# Introduction to ggvenn Package in R (4 Examples)

On this page you’ll learn how to create venn diagrams using the ggvenn package in R programming.

The article will consist of these contents:

Let’s just jump right in!

## Basic Information about the ggvenn Package

The ggvenn package, created by Linlin Yan, provides an easy-to-use way to draw venn diagrams using the typical ggplot2 syntax and layout. The package hence makes it possible to match the style and design of venn diagrams to other graphics created by the ggplot2 package.

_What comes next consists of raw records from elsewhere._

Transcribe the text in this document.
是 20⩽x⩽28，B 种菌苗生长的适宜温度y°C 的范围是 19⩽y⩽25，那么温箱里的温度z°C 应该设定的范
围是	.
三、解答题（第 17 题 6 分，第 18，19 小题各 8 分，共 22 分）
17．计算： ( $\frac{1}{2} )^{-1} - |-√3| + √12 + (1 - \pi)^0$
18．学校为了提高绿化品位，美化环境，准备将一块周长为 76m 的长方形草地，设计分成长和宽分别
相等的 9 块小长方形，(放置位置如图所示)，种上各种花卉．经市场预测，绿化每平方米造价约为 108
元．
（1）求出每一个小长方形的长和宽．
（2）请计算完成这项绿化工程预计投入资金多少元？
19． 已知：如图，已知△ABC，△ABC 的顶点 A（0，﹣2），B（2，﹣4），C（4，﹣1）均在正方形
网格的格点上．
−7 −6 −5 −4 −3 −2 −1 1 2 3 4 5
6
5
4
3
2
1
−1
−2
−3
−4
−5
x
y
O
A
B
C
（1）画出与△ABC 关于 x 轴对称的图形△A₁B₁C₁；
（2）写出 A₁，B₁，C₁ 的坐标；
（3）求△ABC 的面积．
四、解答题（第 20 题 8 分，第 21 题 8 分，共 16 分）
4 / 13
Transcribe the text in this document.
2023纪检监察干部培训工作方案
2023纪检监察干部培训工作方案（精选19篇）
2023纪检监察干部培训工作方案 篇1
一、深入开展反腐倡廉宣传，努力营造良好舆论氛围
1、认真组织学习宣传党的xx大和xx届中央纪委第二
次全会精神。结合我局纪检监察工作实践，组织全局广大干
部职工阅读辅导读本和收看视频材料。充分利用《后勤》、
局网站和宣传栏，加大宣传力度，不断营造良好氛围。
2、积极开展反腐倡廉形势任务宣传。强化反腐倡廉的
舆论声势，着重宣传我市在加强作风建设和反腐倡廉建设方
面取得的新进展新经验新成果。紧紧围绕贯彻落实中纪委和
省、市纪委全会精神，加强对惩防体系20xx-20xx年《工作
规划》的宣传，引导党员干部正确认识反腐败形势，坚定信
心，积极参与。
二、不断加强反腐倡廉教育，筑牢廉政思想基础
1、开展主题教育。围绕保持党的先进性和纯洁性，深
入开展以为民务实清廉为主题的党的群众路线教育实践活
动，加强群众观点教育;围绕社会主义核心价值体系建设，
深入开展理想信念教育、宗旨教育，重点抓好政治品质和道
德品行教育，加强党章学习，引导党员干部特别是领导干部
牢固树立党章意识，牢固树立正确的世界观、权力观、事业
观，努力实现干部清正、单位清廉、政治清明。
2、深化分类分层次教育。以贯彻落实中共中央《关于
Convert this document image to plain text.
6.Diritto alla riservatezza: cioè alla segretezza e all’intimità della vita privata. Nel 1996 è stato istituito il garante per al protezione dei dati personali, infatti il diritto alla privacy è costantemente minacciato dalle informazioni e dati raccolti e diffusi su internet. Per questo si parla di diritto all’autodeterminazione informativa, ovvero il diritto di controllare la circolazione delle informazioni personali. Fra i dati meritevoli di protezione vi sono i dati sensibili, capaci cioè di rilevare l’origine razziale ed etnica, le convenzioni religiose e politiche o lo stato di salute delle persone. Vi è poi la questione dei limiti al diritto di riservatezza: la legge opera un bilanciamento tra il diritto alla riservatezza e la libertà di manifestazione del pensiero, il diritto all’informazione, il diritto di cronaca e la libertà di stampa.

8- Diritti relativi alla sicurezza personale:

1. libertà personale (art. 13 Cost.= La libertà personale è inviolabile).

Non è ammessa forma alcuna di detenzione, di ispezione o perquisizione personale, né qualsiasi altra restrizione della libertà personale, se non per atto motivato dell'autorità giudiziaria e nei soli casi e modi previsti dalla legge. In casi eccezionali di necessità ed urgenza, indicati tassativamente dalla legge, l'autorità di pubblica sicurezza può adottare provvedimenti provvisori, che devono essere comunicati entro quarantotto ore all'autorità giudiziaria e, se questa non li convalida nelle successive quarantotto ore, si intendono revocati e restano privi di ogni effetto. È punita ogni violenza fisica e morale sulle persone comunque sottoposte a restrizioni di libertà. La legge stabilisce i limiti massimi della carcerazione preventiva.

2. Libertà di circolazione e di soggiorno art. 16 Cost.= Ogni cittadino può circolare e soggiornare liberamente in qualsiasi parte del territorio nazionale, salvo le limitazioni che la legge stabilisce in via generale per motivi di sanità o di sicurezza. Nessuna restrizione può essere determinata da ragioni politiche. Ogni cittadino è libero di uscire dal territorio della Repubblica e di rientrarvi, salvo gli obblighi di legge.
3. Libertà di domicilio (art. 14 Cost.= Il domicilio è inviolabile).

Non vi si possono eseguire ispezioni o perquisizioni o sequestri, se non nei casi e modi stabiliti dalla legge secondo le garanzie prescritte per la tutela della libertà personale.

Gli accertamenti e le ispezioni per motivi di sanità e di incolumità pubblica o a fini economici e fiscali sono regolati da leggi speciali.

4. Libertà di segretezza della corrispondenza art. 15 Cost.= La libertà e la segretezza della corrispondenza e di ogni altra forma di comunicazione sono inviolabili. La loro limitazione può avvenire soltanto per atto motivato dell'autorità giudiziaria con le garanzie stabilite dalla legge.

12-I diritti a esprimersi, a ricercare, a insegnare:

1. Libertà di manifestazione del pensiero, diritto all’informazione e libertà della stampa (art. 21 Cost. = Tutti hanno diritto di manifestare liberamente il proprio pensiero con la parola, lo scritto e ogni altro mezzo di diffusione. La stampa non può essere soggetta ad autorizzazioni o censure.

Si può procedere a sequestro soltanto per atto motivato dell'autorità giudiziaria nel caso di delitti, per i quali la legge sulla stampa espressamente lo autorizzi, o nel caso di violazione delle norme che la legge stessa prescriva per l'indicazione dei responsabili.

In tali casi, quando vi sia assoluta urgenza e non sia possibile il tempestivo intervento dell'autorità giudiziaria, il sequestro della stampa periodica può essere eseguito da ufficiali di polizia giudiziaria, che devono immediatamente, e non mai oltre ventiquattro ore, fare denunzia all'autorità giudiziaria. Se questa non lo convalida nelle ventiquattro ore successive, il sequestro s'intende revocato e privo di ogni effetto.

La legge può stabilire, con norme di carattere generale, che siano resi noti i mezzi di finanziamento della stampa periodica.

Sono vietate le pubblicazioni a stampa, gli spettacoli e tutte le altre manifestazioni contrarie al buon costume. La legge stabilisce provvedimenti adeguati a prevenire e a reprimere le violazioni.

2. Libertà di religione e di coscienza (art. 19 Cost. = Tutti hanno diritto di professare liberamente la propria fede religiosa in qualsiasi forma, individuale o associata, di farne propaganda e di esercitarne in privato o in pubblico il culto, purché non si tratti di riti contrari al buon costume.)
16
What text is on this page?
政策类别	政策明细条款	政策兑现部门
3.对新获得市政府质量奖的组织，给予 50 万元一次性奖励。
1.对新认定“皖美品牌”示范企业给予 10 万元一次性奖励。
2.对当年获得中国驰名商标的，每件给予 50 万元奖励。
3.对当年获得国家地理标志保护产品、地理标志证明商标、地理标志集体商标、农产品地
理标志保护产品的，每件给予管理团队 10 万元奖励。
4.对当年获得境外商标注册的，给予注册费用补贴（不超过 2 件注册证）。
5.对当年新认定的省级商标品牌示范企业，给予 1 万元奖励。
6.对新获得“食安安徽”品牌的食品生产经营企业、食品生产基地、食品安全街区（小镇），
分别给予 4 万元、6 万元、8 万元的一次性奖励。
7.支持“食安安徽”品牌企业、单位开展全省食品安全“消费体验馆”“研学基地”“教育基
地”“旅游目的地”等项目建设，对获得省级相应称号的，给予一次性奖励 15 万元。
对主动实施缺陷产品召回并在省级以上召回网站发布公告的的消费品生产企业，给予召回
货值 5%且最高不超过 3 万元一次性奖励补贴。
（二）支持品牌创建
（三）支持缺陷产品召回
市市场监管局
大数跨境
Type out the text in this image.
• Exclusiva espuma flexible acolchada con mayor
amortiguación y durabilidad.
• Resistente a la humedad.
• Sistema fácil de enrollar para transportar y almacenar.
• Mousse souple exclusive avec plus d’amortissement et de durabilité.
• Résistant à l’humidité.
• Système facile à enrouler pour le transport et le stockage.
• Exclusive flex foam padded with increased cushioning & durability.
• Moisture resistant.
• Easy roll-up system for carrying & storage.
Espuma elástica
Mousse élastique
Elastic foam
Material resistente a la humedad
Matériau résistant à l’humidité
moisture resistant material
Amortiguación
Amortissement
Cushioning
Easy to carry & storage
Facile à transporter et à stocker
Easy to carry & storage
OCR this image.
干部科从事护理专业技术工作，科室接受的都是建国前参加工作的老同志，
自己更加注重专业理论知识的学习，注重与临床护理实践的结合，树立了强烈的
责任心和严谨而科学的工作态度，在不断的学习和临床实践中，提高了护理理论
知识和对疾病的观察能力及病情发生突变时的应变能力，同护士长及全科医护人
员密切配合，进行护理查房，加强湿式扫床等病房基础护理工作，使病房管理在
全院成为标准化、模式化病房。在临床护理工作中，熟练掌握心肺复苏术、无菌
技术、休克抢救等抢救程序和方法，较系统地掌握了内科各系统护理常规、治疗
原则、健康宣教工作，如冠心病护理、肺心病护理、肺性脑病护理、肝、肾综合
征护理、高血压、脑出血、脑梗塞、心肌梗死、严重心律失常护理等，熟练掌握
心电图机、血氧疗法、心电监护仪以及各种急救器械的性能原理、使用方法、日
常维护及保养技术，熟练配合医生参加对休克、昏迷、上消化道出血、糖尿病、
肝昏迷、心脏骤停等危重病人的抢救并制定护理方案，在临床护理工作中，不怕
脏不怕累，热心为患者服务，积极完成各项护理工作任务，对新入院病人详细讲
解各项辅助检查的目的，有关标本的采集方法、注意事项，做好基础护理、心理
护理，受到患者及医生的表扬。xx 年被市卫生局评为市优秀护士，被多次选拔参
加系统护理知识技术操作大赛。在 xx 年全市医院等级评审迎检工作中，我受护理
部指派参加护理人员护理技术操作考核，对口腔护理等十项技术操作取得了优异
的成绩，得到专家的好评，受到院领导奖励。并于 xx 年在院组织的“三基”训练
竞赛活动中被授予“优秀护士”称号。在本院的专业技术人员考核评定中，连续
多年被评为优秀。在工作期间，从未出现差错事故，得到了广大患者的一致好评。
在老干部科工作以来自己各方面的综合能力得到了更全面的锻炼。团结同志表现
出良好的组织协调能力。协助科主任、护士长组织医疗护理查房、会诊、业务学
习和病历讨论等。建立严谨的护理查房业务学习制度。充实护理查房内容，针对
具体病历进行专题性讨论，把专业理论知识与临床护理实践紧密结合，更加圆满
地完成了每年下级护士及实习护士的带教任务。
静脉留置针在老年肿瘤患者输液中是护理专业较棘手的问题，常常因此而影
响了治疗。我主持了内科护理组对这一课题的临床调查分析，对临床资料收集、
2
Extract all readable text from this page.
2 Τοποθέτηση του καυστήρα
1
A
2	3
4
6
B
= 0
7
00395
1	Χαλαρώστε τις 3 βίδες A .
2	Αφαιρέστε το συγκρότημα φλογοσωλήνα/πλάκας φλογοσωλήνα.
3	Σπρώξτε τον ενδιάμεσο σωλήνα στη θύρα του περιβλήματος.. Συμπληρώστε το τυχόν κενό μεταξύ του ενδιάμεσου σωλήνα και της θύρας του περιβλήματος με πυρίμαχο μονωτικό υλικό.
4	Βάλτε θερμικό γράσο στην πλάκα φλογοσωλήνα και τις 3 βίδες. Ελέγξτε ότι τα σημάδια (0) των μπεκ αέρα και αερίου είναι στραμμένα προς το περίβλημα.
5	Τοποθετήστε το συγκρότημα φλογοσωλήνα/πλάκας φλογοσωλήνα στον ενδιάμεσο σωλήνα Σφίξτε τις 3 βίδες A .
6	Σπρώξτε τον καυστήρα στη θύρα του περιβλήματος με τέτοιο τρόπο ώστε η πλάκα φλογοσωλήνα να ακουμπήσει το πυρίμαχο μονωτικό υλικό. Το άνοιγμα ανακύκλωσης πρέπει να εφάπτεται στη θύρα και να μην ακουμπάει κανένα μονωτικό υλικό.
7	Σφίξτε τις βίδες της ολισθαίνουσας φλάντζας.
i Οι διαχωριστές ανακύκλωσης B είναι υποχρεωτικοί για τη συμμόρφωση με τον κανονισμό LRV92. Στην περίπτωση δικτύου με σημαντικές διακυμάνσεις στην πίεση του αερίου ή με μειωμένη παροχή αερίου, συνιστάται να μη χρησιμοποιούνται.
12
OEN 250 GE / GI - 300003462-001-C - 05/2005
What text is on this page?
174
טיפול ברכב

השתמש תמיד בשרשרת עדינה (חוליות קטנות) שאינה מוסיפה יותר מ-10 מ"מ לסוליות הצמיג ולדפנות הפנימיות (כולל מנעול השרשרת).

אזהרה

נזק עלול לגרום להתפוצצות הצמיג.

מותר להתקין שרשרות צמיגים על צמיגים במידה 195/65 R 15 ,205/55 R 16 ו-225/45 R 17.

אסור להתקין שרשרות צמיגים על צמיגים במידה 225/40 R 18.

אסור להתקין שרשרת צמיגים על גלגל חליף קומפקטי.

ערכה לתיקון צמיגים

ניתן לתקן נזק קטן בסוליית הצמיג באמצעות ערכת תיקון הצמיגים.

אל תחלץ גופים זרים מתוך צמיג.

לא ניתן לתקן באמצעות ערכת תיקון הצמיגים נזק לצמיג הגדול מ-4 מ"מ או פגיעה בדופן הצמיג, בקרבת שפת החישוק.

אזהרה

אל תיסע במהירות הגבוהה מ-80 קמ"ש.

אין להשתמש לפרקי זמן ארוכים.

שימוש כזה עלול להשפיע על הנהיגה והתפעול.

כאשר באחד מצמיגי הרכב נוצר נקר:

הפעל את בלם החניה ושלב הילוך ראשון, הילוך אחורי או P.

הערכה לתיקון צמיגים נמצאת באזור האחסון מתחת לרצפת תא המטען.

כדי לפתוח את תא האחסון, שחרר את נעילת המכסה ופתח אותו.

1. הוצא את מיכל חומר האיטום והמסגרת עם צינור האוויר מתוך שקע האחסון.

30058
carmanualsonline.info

Before we jump into the exemplifying R codes…

• Here you can find the documentation of the ggvenn package.
• Here you can find the CRAN page of the ggvenn package.
• Here you can find the GitHub page of the ggvenn package.

Check out the previous links for more instructions on how to use the ggvenn package in the R programming language.

So far so good, let’s move on to the example codes in R!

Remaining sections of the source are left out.